Please see the picture attached - what does the orange, red, yellow, etc mean?

Im looking to get a new PSU for the new GTX 770.

The Corsair CX600M I want to get DC output are -
+3.3V@25A, +5V@25A, +12V@46A, -12V@0.8A, +5VSB@3A

My current DC output are
+3.3V@50A, +5V@50A, +12V@24A, -12V@1A, +5VSB@2A

The orange and red states that it is 50A on my current PSU while the new PSU I want is 25A each ? WIll I have less power, is that a disadvantage?
June 10, 2014 6:40:22 AM

The 3.3 and 5 volts are much less used today and the amps on the +12 volts is what matters. You need a strong +12 volt rail today which runs the CPU and GPU so the CX600M is the much better choice in this case. Your current 750 has to low a amperage on the +12 volts to run the GTX770

Best solution

June 10, 2014 6:59:32 AM

It is important to know that today's power supplies also work much different than older ones.

Older ones worked more like multiple power supplies inside of a power supply.

So you had 3.3 5 and 12 volt power supplies as well as the negative and standby power.

We are just going to look at the 3.3 , 5 and 12 today.
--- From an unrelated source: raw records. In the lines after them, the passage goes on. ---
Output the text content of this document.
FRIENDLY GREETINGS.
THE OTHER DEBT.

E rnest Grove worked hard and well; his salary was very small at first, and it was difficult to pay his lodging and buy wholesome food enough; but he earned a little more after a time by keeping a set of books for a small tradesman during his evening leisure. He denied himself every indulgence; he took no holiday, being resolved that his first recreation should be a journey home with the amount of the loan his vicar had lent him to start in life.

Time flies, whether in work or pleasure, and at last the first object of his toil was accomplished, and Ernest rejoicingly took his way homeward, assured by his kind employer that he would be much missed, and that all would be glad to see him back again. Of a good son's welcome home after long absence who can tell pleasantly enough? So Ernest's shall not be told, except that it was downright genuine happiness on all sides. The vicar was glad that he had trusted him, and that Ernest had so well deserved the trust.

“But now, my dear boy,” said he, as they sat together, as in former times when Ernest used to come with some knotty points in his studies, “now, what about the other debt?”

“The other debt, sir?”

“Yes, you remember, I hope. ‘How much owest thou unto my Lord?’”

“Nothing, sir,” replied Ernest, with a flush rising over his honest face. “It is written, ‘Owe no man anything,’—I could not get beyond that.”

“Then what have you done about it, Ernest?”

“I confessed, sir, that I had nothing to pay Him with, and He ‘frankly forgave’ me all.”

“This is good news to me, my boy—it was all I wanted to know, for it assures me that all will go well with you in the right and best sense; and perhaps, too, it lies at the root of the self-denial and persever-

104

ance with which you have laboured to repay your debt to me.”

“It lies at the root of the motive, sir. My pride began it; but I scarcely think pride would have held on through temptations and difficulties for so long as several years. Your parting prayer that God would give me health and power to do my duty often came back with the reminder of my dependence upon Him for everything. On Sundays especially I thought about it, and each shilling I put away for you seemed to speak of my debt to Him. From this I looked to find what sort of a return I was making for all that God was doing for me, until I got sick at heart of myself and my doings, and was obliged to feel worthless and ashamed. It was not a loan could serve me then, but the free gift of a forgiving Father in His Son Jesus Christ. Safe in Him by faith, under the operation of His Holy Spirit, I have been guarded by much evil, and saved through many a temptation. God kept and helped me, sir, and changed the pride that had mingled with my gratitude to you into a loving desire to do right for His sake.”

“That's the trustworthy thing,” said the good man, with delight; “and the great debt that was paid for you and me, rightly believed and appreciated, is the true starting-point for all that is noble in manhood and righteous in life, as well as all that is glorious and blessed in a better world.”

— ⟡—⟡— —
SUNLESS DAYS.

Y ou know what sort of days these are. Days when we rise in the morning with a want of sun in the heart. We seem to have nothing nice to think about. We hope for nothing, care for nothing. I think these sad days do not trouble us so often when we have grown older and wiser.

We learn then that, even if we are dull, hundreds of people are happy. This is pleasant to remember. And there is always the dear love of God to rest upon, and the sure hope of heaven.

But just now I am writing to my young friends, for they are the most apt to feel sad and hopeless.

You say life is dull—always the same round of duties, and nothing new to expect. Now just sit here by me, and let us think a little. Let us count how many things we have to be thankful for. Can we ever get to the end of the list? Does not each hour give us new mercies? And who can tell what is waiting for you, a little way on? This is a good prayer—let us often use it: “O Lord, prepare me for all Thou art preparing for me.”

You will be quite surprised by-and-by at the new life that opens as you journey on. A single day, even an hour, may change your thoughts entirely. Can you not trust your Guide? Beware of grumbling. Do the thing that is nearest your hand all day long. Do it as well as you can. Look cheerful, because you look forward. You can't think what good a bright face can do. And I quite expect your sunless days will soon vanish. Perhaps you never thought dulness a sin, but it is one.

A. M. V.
Old hardware before used to run on higher voltage and not take as much power so the lower rails had been used to provide these voltage. As power consumption started to rise it quickly became apparent we would have to move to a high rail to get the power we needed.

The reason for this is simple. Higher voltages require less current(amps) for the same wattage.

Quick math

voltage x current = wattage


wattage / voltage = current

So if you want to run a 125 watt cpu on 3.3 volts(you will quickly see why you do not do this).

125 / 3.3 = 37.878787.....amps

Well 33.9 amps, my old power supply can run that right? Sure it can, but the size of the wires would need to be increased or the number of them would need to be increased. An average house in US/Canada has 15 amps per circuit. and you already see the size of that wiring(14 gauge). Now think more about car wiring. It is bigger because it operates at lower voltage(12).

Speaking of 12, lets do the math for 12 volts.

125 / 12 = 10.41 amps. You no longer need larger wires.

Now your cpu runs on much less than 12 volts. The board has a high efficiency switching regulation system that will drop this 12 volts down to a nice 1-1.4 volts that most cpus need(and it can even be adjusted for different cpus and users).

So that is the basic reason for the move from heavy 3.3/5 to heavy 12 volt usage. Switching regulators negate most of the negatives of having to start at such a high voltage as well(linear regulators would have needed heatsinks the size of your case to do this job.).

In order to make new power supplies more efficient, they employ dc-dc(dc to dc) converters. So when the power supply runs it makes almost all of its power into a LARGE 12 volt rail. These lower rails are actually made off the 12 volts rail with dc-dc converters(these are another high speed switching regulator with very low losses). This allows better efficiency while still allowing older hardware that wants more 3.3 or 5 to run. If you load up the 3.3 and 5 volt rails, it will take some power from the large 12 volt rail, this is why they list a combined wattage for all the rails together.

These lower rails are still used, just not for power demanding devices. For example USB(and any hub powered devices) and SSD's all use 5 volts.

It is also the reason that a modern 350-400 watt power supply will run a system as good as the on in your image. This is why you have to ALWAYS check the 12 volt wattage or amperage(easy to convert to one another with math). Your power supply has a label for 750 watts, but will fail in places a good 400 will do the job.